Marcus was standing off to her left, talking to Sam. The moon’s glow on the water should have been beautiful. Instead it was menacing. She didn’t like this one bit. It all felt wrong, had for weeks. She needed to do some serious assessments of her life. Because this was her dream, right? Right? To protect. To serve.

She didn’t think she was saving too many lives these days.

She stepped over to Marcus and Sam, who were deep in conversation.

“How’d they find him?” Sam was asking.

“Some guy coming down to tend his boat saw a flash of red in the water, realized it was a puffy down jacket and called 911.”

“That’s lucky. He could have been submerged for much longer. The cold water might have helped save some evidence.”

“The knots that tied him to the branch were elaborate. His jacket is weighted, too, though obviously not enough. He wasn’t meant to be found this quickly, I don’t think.”

Sam pushed her too-long bangs out of her eyes, her brown eyes sharp. “Good thing he was tied to that branch. He would have floated away, drifted down the lake, washed up somewhere else. So, Taylor, how’s Fitz?”

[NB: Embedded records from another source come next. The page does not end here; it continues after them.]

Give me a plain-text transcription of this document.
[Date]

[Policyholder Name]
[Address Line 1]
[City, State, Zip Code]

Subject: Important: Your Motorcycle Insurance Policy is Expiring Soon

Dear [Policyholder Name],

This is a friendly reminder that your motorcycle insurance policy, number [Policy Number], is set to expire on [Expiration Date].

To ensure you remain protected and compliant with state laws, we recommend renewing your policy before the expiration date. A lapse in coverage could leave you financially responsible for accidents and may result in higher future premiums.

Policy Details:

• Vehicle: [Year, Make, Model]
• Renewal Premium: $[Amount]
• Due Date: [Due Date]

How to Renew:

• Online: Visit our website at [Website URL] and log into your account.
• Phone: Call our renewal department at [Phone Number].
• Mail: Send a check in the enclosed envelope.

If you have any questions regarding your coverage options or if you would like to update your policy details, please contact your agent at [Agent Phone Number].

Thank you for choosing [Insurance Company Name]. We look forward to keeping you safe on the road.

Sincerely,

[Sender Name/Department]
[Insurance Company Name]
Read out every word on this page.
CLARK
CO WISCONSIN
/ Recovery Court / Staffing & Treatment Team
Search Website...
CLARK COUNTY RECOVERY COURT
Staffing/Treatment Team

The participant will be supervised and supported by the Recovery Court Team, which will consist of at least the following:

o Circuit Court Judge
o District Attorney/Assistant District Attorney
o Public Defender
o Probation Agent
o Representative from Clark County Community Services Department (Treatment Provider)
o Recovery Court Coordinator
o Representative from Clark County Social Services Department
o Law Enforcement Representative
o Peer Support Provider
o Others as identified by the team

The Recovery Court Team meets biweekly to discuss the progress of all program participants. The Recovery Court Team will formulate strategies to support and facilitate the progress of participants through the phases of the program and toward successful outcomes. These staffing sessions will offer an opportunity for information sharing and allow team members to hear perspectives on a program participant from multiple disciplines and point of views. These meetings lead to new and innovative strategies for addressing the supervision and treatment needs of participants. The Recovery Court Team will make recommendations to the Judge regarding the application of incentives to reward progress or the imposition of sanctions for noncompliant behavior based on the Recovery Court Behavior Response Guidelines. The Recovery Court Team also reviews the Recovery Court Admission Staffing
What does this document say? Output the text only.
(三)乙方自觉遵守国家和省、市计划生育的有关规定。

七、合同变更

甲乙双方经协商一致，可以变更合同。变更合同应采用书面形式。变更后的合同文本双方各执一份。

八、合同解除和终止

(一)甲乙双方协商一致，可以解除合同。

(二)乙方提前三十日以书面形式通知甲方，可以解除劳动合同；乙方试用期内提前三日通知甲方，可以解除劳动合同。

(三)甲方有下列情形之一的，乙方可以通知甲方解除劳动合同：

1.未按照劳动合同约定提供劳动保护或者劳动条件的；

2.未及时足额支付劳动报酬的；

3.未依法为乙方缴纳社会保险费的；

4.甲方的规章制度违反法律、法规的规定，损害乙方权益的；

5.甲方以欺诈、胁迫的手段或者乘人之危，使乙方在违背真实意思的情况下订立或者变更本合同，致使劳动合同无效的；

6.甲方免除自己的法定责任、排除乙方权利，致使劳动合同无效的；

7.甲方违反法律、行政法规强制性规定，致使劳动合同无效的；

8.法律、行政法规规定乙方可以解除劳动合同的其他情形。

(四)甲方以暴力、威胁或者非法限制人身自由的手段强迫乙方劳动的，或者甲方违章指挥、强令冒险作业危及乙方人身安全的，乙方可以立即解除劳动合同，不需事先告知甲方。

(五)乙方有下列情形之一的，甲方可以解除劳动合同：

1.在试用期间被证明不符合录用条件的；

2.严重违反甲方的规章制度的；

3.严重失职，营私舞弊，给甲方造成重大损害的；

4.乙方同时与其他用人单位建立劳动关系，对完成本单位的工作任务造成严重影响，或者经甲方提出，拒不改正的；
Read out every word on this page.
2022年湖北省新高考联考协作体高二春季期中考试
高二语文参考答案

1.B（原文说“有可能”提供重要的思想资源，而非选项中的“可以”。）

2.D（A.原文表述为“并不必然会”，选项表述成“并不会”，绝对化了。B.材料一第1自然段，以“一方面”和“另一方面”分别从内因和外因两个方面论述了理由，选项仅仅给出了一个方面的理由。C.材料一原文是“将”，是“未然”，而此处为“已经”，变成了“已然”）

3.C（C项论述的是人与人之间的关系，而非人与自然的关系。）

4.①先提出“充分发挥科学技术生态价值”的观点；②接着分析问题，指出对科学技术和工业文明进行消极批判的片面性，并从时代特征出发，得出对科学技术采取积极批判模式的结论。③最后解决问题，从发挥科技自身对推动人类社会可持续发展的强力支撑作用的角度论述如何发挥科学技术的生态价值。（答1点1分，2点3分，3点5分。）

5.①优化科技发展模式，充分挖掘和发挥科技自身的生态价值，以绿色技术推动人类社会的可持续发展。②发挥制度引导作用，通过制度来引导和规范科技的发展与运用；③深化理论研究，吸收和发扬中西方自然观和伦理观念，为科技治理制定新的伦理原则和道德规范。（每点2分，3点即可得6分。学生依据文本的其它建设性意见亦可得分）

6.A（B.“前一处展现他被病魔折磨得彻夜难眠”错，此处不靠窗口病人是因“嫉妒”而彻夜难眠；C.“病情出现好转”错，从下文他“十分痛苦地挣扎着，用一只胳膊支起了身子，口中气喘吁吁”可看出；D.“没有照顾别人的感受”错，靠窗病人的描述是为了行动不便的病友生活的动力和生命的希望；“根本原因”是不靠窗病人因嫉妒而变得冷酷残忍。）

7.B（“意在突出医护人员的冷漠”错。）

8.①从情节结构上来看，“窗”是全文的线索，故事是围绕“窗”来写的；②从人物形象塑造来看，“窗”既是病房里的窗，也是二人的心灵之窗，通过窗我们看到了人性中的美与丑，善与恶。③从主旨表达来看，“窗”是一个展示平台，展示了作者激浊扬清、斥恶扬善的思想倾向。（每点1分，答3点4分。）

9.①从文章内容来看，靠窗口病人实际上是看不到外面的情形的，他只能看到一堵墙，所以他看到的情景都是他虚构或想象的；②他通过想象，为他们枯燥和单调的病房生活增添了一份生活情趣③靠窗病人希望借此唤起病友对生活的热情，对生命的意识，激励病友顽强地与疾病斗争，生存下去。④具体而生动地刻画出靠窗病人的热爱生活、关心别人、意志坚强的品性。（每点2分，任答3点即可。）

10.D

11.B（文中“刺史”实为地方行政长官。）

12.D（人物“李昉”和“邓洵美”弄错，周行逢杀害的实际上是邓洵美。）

“He’s as good as can be expected. He’s been through a lot.”

Sam gave her a critical, assessing look. “So have you. You need to think about taking some more time off. You’re still on leave anyway, why are you here?”

“Because Marcus called me. I’m fine, really. I need to stay busy. If I sit around for another day I’m going to go mad. I won’t touch anything, I promise.”

Sam spoke softly, so only Taylor could hear. “You were hardly sitting around this morning. I heard what happened. Are you okay?”